Noah Thahane morreu no ano passado de insuficiência cardíaca com a idade de seis meses. Foi uma consequência do raquitismo, causado por uma grave deficiência de vitamina D, a chamada “vitamina do sol”. Especialistas da Universidade de Birmingham afirmam que sua morte era totalmente evitável e pedem que todos os bebês sejam suplementados desde o nascimento, lembrando o papel do monitoramento obrigatório pelos médicos clínicos e outros profissionais do sistema nacional de saúde (NHS) da Inglaterra. As gestantes devem ser aconselhadas sobre a necessidade de vitamina D e suplementos, eles reforçam.

“Estou muito preocupado que o que estamos vendo seja apenas a ponta do iceberg”, apontou o Dr. Wolfgang Högler, consultor endocrinologista do Birmingham Children’s Hospital. “Há muitos casos que não sabemos”.

As diretrizes do NHS notificam todas as gestantes a tomar vitamina D e, após o nascimento, a dar a vitamina ao seu bebê, “mas infelizmente sabemos que não funciona”, disse Högler. “A maioria – 85% – de todos os pais nem sabe que o programa existe, como a mãe de Noah”, lamentam.

Suplementação de vitamina D na infância

O departamento de saúde notifica que todos os bebês devem receber doses diárias de vitamina D a partir dos seis meses de idade e aqueles que são amamentados devem receber desde o nascimento, porque a fórmula láctea recebe adição da vitamina. No entanto, os pesquisadores afirmam que esta orientação está desatualizada e confusa.
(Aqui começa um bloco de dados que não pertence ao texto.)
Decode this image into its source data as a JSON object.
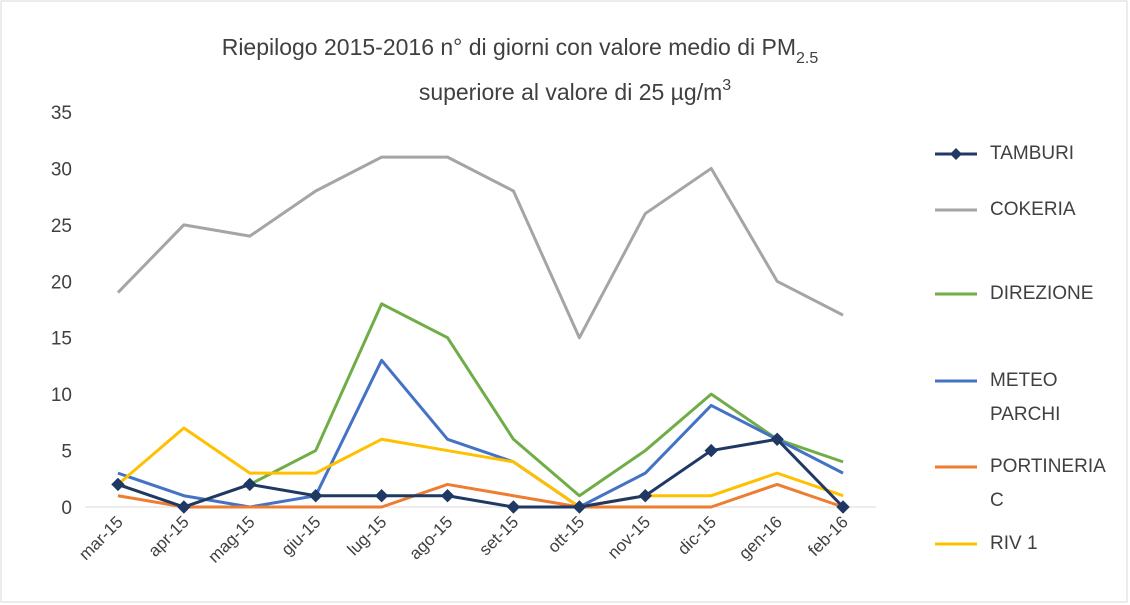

Högler afirma que todos os bebês devem ser suplementados desde o nascimento e aqueles que não são devem ser atendidos para tal quando são levados para vacinação. “Por que estamos prevenindo infecções, mas não prevenindo o raquitismo da mesma maneira?”, ele pergunta.

O artigo escrito por Högler e publicado na revista BMC Pediatrics descreve três casos de bebês de seis meses de idade ou menos que ficaram muito doentes por causa da falta de vitamina D. Os outros dois se recuperaram. Todos nasceram de mulheres asiáticas, africanas e de origem étnica minoritária. A pele escura e a falta de luz do sol – seja por viver no hemisfério norte, por encobrir o corpo ou por não tomar sol – reduzem a quantidade de vitamina D produzida pela pele. O mesmo acontece com a falta de cálcio na dieta.
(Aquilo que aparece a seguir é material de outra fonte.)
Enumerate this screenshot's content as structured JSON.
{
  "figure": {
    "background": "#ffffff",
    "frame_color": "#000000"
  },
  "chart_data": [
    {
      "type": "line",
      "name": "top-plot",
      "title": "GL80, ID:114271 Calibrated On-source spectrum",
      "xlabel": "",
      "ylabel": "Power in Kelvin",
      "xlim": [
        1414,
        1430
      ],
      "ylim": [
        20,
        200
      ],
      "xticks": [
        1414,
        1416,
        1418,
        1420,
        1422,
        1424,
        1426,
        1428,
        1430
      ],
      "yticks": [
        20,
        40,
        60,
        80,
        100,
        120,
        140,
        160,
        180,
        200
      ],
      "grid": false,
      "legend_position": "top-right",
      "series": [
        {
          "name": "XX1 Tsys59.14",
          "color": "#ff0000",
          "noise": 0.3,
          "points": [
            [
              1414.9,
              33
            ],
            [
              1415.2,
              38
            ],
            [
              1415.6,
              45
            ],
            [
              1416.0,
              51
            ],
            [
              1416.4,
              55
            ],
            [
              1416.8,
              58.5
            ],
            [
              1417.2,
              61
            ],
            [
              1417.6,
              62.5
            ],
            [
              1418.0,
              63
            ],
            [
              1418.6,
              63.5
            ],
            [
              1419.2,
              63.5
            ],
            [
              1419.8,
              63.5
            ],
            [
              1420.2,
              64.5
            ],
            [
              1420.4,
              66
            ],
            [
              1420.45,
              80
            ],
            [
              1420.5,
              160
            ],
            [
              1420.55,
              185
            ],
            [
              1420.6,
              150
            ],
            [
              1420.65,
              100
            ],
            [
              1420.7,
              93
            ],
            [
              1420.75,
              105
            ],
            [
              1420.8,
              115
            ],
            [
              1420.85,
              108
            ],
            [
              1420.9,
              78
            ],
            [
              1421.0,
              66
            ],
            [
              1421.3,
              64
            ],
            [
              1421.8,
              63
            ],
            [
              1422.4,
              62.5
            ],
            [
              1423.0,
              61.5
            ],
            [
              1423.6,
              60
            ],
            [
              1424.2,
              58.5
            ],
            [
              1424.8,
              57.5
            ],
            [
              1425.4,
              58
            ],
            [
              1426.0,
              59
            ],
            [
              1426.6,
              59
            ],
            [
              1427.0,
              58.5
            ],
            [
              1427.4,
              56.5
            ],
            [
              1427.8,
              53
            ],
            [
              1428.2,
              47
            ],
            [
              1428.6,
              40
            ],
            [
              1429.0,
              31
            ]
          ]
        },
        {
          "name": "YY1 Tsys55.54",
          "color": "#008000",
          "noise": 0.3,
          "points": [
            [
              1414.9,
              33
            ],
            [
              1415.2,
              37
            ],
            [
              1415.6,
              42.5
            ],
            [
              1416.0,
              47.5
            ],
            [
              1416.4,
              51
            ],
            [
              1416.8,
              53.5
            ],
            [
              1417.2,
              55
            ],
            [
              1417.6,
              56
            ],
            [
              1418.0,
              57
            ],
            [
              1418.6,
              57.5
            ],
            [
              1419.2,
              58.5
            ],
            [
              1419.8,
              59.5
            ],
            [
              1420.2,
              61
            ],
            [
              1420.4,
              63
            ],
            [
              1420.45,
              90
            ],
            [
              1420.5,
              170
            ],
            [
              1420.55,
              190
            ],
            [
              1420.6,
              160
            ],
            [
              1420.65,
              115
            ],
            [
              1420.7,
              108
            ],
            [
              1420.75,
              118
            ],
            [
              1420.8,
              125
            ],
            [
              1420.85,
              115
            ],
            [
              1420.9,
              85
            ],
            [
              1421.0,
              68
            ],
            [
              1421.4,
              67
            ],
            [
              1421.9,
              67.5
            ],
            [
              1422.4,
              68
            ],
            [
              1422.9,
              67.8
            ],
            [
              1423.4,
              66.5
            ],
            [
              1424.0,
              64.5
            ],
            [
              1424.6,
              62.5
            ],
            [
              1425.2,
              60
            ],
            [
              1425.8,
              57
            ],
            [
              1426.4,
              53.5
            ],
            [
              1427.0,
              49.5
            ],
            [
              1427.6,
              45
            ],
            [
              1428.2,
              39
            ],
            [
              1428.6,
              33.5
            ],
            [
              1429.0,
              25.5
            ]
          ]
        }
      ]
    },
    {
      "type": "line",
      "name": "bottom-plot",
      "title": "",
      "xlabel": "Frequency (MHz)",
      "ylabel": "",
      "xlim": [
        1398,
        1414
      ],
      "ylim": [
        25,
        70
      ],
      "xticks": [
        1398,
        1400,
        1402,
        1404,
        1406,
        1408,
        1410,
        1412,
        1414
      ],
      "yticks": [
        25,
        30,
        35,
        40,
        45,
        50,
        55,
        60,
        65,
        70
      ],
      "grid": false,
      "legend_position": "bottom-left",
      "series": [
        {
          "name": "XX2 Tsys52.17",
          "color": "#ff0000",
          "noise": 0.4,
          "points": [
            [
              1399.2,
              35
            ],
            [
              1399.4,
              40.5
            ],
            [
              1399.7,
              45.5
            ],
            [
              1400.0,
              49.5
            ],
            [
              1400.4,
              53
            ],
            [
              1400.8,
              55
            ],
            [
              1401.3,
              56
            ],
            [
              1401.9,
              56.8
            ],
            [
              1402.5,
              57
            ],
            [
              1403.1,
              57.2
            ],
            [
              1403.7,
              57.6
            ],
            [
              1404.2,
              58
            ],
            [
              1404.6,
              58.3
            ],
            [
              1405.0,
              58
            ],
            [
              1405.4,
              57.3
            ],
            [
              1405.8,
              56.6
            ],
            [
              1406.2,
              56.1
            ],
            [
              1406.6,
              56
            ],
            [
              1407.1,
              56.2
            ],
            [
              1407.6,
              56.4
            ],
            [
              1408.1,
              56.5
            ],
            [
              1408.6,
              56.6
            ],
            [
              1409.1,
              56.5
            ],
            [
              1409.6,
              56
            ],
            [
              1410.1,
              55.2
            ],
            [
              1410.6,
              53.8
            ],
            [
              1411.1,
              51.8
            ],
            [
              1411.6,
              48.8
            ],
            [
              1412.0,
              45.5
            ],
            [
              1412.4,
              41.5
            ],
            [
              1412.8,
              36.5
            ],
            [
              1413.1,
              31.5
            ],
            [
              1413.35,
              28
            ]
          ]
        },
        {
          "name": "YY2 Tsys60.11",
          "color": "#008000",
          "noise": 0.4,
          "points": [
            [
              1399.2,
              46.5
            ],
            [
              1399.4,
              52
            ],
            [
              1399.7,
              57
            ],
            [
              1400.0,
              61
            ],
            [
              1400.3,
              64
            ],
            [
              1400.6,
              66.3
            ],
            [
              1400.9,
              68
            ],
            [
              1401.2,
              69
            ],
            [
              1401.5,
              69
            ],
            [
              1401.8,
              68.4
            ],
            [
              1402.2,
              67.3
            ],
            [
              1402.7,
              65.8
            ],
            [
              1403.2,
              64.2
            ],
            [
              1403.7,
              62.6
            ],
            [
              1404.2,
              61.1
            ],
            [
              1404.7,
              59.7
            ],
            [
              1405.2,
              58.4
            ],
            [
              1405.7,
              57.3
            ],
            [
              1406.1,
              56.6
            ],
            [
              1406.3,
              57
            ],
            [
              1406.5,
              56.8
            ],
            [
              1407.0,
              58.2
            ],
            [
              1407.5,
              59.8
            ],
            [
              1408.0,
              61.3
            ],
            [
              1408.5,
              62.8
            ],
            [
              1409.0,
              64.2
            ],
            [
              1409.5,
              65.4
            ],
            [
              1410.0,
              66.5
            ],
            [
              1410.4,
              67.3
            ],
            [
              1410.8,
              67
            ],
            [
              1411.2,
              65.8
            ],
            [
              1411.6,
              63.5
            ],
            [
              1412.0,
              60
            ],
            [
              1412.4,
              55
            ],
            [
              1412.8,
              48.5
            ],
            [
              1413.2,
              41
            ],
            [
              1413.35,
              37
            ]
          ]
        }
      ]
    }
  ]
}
Insuficiência de vitamina D e suas consequências

O Reino Unido tem um “inverno de vitamina D” – ou seja, insuficiente sol para peles escuras, em particular para produzir a vitamina – durante seis meses do ano. “Não é surpresa”, relata a publicação, “que os casos que apresentamos ocorreram no início da primavera”.

A mãe de Noah, Beverley, disse que seu filho sofria de convulsões inexplicáveis. Em janeiro do ano passado, ele teve uma parada cardíaca em casa e os médicos não conseguiram salvá-lo. “Eu não tinha sido informada da necessidade de suplementação de vitamina D infantil, ou que corria maior risco devido a minha pele escura. Também não tinha ideia de quão catastróficos os efeitos de uma deficiência de vitamina podem ser”.
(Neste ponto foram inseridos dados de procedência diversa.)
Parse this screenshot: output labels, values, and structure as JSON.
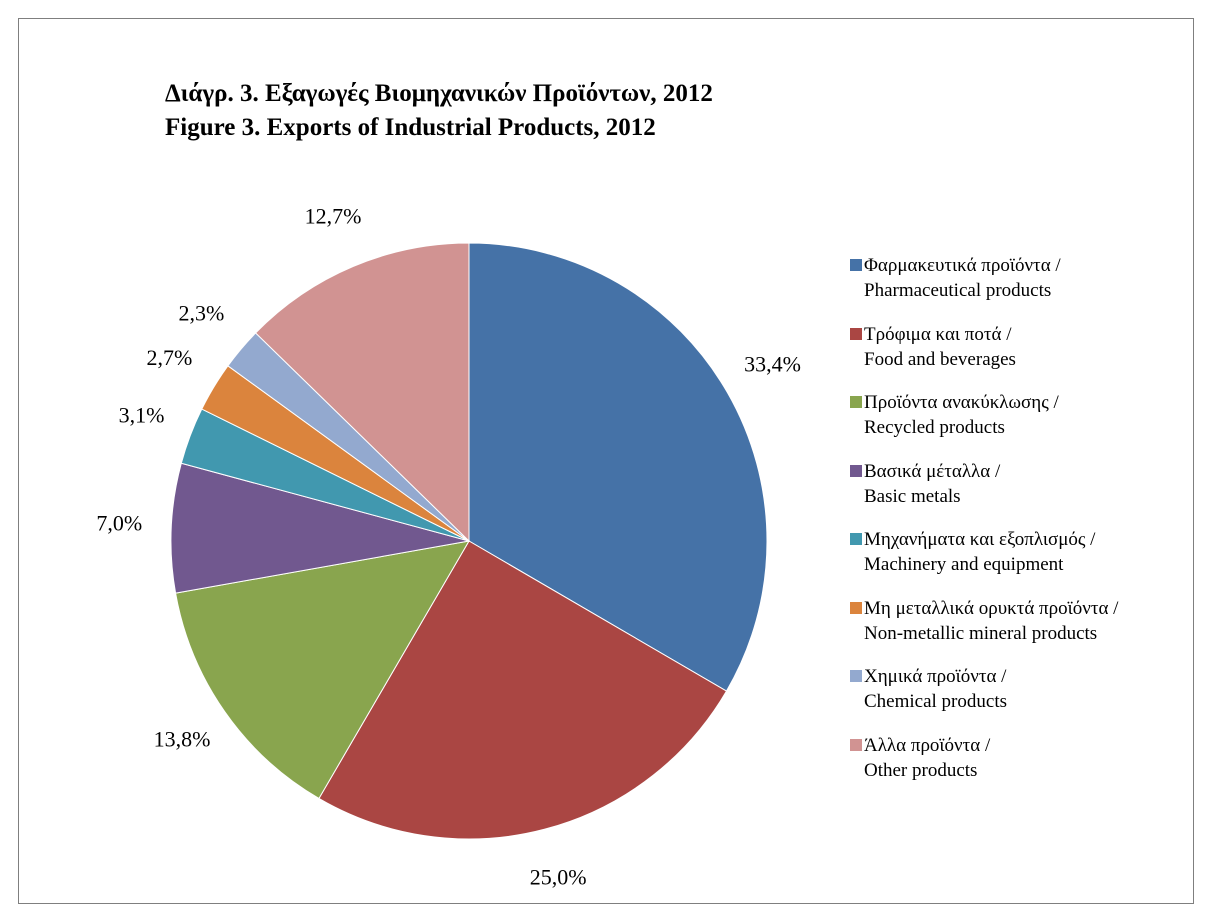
{
  "chart_data": {
    "type": "pie",
    "title": "Διάγρ. 3. Εξαγωγές Βιομηχανικών Προϊόντων, 2012",
    "subtitle": "Figure 3. Exports of Industrial Products, 2012",
    "legend_position": "right",
    "slices": [
      {
        "name_gr": "Φαρμακευτικά προϊόντα /",
        "name_en": "Pharmaceutical products",
        "value": 33.4,
        "label": "33,4%",
        "color": "#4572A7"
      },
      {
        "name_gr": "Τρόφιμα και ποτά /",
        "name_en": "Food and beverages",
        "value": 25.0,
        "label": "25,0%",
        "color": "#AA4643"
      },
      {
        "name_gr": "Προϊόντα ανακύκλωσης /",
        "name_en": "Recycled products",
        "value": 13.8,
        "label": "13,8%",
        "color": "#89A54E"
      },
      {
        "name_gr": "Βασικά μέταλλα /",
        "name_en": "Basic metals",
        "value": 7.0,
        "label": "7,0%",
        "color": "#71588F"
      },
      {
        "name_gr": "Μηχανήματα και εξοπλισμός /",
        "name_en": "Machinery and equipment",
        "value": 3.1,
        "label": "3,1%",
        "color": "#4198AF"
      },
      {
        "name_gr": "Μη μεταλλικά ορυκτά προϊόντα /",
        "name_en": "Non-metallic mineral products",
        "value": 2.7,
        "label": "2,7%",
        "color": "#DB843D"
      },
      {
        "name_gr": "Χημικά προϊόντα /",
        "name_en": "Chemical products",
        "value": 2.3,
        "label": "2,3%",
        "color": "#93A9CF"
      },
      {
        "name_gr": "Άλλα προϊόντα /",
        "name_en": "Other products",
        "value": 12.7,
        "label": "12,7%",
        "color": "#D19392"
      }
    ]
  }
}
O raquitismo foi erradicado do Reino Unido durante a segunda guerra mundial, quando a comida passou a ser enriquecida com vitaminas. Desde que o procedimento parou, casos voltaram a ocorrer, mas em grande parte sob controle. Högler acredita que a maneira mais segura de manter os bebês seguros seria fortalecer a comida mais uma vez.